The drought that blistered us late in the season pushed along the early maturity. One farmer reported to me a couple of days ago that he was running 17 percent moisture corn already.

Elevators struggle

This will be a year in Ohio when the elevators will struggle for two reasons. First, the smaller crop we expect will not fill the bins. The farmers will hold all they can. Also, harvest basis will be squeezed to get bushels to fill the elevators or to fill early sales. Second, the crops are drier than normal, so elevator drying income will be cut. If we have corn at 17 percent in September, we have many good drying days ahead to dry more of the crop before it goes to town, not just the early fields. Now is the time when we are trying to get a handle on just what the crop will be.

Crop projections

USDA has projected a large crop, with only two or three states hurt by the early heavy rain problems. In Ohio we had the worst possible combination of weather.
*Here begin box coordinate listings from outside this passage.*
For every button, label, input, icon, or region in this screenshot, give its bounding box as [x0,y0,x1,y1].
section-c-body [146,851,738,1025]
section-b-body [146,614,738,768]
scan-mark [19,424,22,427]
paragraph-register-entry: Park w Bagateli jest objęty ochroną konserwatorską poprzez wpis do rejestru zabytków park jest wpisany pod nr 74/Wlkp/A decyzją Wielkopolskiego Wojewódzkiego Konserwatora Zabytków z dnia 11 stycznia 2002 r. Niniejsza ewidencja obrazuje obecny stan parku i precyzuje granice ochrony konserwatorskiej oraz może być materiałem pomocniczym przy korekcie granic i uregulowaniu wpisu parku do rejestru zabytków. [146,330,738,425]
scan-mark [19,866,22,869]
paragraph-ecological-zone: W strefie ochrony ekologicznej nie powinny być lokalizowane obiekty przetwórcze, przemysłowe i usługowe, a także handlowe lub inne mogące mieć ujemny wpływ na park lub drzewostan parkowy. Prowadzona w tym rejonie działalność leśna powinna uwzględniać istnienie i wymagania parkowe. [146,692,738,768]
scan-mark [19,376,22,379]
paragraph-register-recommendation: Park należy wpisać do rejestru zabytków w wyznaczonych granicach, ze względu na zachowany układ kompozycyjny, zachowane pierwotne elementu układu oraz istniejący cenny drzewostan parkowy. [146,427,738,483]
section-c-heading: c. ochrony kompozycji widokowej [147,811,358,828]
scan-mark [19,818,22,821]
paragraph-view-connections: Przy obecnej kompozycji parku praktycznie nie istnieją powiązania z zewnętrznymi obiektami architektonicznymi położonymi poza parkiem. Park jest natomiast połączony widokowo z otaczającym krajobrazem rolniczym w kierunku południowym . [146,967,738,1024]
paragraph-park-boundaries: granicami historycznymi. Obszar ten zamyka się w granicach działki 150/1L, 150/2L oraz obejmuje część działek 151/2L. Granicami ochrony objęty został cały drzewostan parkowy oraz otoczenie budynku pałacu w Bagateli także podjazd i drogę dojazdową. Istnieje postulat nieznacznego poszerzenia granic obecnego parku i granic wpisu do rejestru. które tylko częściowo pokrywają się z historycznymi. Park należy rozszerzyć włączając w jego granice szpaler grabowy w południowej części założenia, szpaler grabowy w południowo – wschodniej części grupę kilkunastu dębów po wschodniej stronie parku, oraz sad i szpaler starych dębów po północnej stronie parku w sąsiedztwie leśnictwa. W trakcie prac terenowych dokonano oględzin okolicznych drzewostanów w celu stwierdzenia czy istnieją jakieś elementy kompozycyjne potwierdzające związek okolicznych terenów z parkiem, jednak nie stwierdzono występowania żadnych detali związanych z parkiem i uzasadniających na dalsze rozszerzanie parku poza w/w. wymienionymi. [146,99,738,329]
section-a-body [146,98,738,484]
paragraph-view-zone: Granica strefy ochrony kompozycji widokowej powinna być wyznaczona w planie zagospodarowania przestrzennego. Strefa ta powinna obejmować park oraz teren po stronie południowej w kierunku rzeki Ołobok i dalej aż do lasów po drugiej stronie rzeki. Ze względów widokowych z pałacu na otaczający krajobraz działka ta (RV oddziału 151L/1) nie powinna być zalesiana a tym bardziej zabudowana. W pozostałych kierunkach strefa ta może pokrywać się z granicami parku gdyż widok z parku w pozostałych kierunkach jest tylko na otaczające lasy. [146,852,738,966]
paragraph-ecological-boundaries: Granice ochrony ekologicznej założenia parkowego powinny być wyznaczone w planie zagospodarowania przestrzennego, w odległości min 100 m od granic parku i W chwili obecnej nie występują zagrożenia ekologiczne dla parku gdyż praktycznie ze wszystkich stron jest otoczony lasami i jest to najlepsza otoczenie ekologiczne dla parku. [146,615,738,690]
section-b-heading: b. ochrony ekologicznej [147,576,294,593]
We were too wet too early, then dry late.

Dry soil

Now that we are trying to harvest, I actually had nearly five inches of rain scattered slowly over three days. The ground was so dry that the only puddles I saw were in the potholes at the end of one field driveway. The soil just sucked it up. The ground was dry enough that I did not get enough runoff to re-fill my pond.

Private forecasts

Just when traders get convinced the big crop is here, we get market letters this week talking about private forecasts that predict fewer corn and bean acres than Uncle Sugar is claiming. Informa says the next USDA numbers will cut corn acres by 500,000 and bean acres by 1.4 million. That seems like a lot, but if the market is fixated on crop size, they may try to ignore the impact of fewer acres on crop size.

Early yields

Early yields are all over the map. Early talk from our North Central Ohio elevators is that the beans are off maybe eight bushels per acre. On the other hand, there is anecdotal evidence of fields of 20-bushel beans “in Northwest Ohio,” wherever that is. I hear locally of food grade beans in the 30’s (a lot of them grown around here and processed through the Schwartzes in Trumbull County), but some beans now coming off in the 50’s.
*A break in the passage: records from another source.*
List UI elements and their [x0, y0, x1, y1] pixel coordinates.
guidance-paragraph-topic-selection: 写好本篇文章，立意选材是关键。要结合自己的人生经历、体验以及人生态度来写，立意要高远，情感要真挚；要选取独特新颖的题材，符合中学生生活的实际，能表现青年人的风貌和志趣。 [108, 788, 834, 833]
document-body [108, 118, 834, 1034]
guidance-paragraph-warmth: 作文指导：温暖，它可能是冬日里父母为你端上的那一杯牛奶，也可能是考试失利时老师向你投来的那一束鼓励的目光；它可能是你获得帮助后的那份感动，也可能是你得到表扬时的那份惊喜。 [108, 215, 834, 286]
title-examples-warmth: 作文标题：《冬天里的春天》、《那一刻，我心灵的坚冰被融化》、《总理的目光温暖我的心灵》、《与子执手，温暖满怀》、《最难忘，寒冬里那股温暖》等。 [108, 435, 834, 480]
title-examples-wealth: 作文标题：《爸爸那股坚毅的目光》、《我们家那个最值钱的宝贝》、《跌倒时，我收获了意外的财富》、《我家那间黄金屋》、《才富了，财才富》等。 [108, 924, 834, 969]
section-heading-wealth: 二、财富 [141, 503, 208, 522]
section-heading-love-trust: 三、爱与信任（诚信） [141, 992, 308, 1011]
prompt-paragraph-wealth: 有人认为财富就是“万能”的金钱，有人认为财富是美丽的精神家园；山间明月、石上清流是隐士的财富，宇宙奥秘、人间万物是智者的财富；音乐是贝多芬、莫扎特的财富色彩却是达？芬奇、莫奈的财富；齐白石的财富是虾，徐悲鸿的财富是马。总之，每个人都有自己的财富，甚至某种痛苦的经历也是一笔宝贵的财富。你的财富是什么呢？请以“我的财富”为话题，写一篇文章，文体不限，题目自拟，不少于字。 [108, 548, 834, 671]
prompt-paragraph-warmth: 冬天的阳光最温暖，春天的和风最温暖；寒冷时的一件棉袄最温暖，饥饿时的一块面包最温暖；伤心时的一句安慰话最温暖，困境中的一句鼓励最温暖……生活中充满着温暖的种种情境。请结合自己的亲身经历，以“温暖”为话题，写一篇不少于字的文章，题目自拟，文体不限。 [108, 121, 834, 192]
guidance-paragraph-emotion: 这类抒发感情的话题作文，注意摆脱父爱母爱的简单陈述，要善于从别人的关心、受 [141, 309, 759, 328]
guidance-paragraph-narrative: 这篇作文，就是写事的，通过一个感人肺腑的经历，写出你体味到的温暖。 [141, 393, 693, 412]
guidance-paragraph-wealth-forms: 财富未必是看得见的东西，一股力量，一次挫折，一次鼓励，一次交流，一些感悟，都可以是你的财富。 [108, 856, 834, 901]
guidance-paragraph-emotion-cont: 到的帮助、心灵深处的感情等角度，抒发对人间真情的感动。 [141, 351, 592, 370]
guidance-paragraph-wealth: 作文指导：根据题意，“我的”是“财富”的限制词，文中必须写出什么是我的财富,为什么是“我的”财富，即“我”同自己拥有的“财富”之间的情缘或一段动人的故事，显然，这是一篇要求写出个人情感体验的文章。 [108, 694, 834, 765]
That is still a long way from the 70’s of a lot of fields in the last three years.

No consistency

Corn yields are spotty, and have no consistency. One farmer told me “80 to 200.” That about sums up the year. Some farmers will have both yields in the same field. While the harvest is getting going, we have seen some bounces in prices.

Prices

On Monday, December corn futures were up seven cents and a little better. November soybeans were up seven cents. The December wheat was up a dime. This came with good exports, although with the warning that we have not been competitive for the Chinese corn and bean business.

A lot of that may just be from our strong dollar. China bought corn last month, but three-fourths of that come from Ukraine, of all places. China also bought soybeans last month, but almost all come from South America.

Futures

However, as of early Tuesday, traders are giving back the gains from yesterday. Corn is down a nickel, beans are down eight cents and the wheat is off six cents.

December corn futures had the low on the fourth, at 3.60-1/2. The 15th we touched 3.95, a nice gain. Now we are back to 3.79-1/2, just in the middle of that recent range. November soybeans made a contract low on Sept. 11, at 8.53-1/4. The November contract rallied to a high of 8.94-1/2 in just four days, but now we are trading 8.66-1/4.

Hedging

The good news is that there may not be as much harvest hedge pressure as normal this year. That comes as elevators sell futures to hedge purchases. The bad news is that the prices are not high enough to get exciting.